File sharing was another subject I broached with Joel. I asked him how he thought it had affected him as an independent musician. “I don’t know. I sell about the same number of records all the time, to my die hard fans. Maybe it’s affected me, maybe it’s kept me from selling 20,000 records, kept me from cracking 10 [thousand] maybe. I don’t sell a lot of records. I sell 5,000 records. That’s never changed for me. I think, for my fans, if they just can’t find my record in a store, they just burn it, then they come to a show and buy it. You know, I don’t think I’m getting ripped off by it, but having said that, I’d rather they paid for my music, and it would make it a bit easier if I did make a bit more money. It would allow me to be more creative about the way I go about things. I mean, I skimp on a lot of levels and I have to make a lot decisions based on the finances of it. I can’t do something cool and artistic if it’s going to bankrupt me.”
The song, “Work Out Fine,” gives a sense of the world working out on its own. “Well, that song I wrote in about the time it takes to sing it. I guess I sort of subscribe to that. I’m not a political guy in a lot of ways, so I suppose, it’s a lackadaisical attitude more than anything else.”
On Plaskett’s latest album, Truthfully, Truthfully, an old Thrush Hermit B-Side is included.
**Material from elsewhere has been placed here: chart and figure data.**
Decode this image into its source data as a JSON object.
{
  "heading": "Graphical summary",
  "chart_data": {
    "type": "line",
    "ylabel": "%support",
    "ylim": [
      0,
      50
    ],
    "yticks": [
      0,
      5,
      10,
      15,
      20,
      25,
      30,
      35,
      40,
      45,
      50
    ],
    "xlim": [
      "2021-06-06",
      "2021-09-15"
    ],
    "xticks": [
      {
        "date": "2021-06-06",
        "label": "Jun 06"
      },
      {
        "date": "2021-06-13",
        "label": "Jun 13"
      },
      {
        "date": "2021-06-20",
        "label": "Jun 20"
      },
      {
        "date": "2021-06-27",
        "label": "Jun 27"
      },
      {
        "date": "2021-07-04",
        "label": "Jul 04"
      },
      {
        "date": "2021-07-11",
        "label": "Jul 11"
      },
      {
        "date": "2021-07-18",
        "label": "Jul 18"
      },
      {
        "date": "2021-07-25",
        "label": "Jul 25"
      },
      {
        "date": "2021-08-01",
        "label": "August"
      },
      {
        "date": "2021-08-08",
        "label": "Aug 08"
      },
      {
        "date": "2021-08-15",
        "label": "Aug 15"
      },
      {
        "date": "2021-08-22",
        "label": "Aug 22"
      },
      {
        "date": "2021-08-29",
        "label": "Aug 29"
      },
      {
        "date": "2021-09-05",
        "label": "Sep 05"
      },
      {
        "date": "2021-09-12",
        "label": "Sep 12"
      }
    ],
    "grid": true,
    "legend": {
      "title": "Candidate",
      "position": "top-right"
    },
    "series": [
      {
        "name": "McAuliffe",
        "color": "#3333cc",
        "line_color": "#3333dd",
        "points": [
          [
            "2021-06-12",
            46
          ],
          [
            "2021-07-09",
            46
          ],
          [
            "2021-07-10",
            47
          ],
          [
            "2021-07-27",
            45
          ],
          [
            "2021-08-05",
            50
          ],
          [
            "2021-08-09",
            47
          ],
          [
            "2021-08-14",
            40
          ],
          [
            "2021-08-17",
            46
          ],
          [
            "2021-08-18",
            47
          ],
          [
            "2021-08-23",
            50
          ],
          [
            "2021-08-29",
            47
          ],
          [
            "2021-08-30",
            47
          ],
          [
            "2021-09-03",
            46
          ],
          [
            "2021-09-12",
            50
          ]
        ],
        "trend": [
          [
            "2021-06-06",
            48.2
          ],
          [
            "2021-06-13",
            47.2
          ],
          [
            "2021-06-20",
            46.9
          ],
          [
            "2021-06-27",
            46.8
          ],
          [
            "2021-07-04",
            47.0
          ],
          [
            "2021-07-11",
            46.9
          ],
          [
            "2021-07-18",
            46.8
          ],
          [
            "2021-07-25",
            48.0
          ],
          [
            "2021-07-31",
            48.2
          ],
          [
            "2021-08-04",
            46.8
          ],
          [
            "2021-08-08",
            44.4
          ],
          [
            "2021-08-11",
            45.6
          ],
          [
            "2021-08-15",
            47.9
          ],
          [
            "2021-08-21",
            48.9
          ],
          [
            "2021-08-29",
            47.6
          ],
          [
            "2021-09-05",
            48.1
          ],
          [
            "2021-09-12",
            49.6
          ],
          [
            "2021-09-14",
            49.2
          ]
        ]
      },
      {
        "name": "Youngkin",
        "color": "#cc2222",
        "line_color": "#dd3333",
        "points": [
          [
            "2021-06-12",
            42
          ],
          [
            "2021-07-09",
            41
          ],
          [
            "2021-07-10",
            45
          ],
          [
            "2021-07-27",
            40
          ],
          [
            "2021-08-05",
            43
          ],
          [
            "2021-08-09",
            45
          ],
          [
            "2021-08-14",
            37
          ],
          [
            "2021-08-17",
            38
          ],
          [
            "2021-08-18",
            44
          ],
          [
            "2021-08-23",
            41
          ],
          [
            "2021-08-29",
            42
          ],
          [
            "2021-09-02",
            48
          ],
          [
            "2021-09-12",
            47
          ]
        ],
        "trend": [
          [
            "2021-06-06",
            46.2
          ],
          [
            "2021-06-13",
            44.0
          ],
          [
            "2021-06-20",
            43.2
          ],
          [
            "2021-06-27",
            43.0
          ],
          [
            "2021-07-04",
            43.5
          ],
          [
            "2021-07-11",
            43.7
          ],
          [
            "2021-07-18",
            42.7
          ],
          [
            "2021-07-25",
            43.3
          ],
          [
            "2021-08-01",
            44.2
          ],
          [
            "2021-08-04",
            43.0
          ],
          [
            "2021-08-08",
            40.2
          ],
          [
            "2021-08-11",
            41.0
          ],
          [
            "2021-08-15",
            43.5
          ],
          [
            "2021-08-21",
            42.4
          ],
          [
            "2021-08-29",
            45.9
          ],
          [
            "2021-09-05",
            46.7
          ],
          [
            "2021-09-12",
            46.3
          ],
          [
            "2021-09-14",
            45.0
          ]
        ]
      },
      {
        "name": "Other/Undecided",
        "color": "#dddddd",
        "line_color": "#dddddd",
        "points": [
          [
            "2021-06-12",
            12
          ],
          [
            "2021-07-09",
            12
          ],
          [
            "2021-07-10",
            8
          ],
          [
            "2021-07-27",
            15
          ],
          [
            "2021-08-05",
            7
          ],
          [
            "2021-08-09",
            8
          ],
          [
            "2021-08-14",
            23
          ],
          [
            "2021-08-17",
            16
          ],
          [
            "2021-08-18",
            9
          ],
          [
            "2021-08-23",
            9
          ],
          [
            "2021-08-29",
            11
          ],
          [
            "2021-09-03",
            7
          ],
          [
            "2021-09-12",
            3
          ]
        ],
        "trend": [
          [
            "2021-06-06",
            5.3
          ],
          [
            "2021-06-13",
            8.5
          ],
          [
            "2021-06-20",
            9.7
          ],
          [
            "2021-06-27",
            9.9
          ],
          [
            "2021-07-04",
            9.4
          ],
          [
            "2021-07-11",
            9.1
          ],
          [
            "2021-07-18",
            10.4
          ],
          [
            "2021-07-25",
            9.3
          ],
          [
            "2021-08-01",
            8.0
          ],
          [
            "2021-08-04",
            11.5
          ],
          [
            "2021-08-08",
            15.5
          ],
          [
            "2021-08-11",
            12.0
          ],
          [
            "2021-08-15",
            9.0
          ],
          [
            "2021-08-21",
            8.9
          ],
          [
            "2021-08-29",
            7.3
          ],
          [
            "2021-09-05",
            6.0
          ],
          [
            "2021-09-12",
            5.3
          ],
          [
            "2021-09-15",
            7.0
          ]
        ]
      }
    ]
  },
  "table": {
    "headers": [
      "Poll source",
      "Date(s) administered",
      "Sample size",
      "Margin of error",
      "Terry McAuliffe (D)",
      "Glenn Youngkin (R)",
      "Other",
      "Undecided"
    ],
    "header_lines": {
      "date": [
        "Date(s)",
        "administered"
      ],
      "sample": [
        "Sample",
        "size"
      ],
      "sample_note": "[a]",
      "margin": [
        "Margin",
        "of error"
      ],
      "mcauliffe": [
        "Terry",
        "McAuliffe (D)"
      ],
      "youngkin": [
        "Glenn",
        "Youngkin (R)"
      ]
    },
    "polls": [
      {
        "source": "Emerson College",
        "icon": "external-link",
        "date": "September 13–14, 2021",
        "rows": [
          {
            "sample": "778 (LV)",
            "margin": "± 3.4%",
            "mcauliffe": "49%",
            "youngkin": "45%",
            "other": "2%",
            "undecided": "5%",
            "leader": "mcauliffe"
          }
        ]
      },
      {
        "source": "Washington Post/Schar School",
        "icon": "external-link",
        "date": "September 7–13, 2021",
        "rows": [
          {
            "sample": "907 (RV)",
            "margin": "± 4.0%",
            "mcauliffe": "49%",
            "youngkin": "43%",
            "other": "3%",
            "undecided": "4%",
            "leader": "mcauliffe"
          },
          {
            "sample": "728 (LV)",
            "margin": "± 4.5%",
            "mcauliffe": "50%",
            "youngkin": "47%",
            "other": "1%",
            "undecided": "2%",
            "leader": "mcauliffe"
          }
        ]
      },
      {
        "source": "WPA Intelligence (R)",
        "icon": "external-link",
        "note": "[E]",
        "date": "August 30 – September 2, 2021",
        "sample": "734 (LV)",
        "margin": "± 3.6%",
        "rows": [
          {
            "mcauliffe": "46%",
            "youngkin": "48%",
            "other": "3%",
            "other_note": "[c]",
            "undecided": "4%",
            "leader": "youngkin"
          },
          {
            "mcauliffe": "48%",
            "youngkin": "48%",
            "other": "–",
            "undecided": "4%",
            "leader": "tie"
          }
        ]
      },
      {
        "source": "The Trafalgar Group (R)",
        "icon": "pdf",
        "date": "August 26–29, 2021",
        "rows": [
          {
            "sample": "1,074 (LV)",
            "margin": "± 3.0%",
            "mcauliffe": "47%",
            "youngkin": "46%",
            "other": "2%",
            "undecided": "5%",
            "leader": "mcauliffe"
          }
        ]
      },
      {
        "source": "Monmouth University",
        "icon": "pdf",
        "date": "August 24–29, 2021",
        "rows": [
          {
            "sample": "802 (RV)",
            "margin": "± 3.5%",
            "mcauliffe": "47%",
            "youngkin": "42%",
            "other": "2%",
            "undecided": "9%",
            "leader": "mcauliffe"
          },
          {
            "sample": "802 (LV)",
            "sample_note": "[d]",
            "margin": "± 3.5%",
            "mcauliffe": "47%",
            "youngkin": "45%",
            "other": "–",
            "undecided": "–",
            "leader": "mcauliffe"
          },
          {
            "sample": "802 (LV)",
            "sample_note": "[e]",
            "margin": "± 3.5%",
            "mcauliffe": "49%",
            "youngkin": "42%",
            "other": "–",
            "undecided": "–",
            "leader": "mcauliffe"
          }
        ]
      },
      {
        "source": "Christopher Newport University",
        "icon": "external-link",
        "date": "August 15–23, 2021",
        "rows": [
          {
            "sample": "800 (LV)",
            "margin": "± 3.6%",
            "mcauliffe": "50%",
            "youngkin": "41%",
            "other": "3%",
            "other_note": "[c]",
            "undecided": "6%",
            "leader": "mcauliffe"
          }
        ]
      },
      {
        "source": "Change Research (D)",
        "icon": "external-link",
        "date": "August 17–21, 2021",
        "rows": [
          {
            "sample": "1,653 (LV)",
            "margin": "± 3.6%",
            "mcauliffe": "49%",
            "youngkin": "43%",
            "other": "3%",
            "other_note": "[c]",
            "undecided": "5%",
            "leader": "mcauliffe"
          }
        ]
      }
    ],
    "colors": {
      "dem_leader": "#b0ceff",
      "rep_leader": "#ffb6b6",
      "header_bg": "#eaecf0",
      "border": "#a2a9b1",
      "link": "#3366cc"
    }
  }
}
This track, “Come On, Teacher”, became the first single off of Truthfully, Truthfully,. I asked Plaskett what brought this song back to life. “ It was fun live. I wanted this record to have a couple of songs like “Come On, Teacher” and “Extraordinary” which are kind of goofy, but they’re fun live songs. The audience reacts to them, so I thought, I shouldn’t be afraid to put them on the record.”
Joel Plaskett will be taking a break from The Emergency and is planning the release of his second solo album. He says to expect it in the fall, but even his record label Maple Music hasn’t heard it yet. “I don’t know how they’re going to react. I know they’re waiting to hear this record. I don’t know if they’re even going to see it as a commercial record. It isn’t. I don’t think it’s chockfull of singles. It’s self-indulgent, it’s lyrical. Intrigues me more.”
A couple of hours later, the lights turned down as he took the stage to a packed room, guitar in hand. Wearing the same jeans he wore in the video ‘From The Back Of The Film’ and a green shirt with Louis Riel on his back. Seeming to be the most comfortable I had ever seem him in front of a large crowd. Plaskett takes command of the stage, tells stories, plays songs and leaves a gleeful audience and another tour behind for the trip back home to Nova Scotia.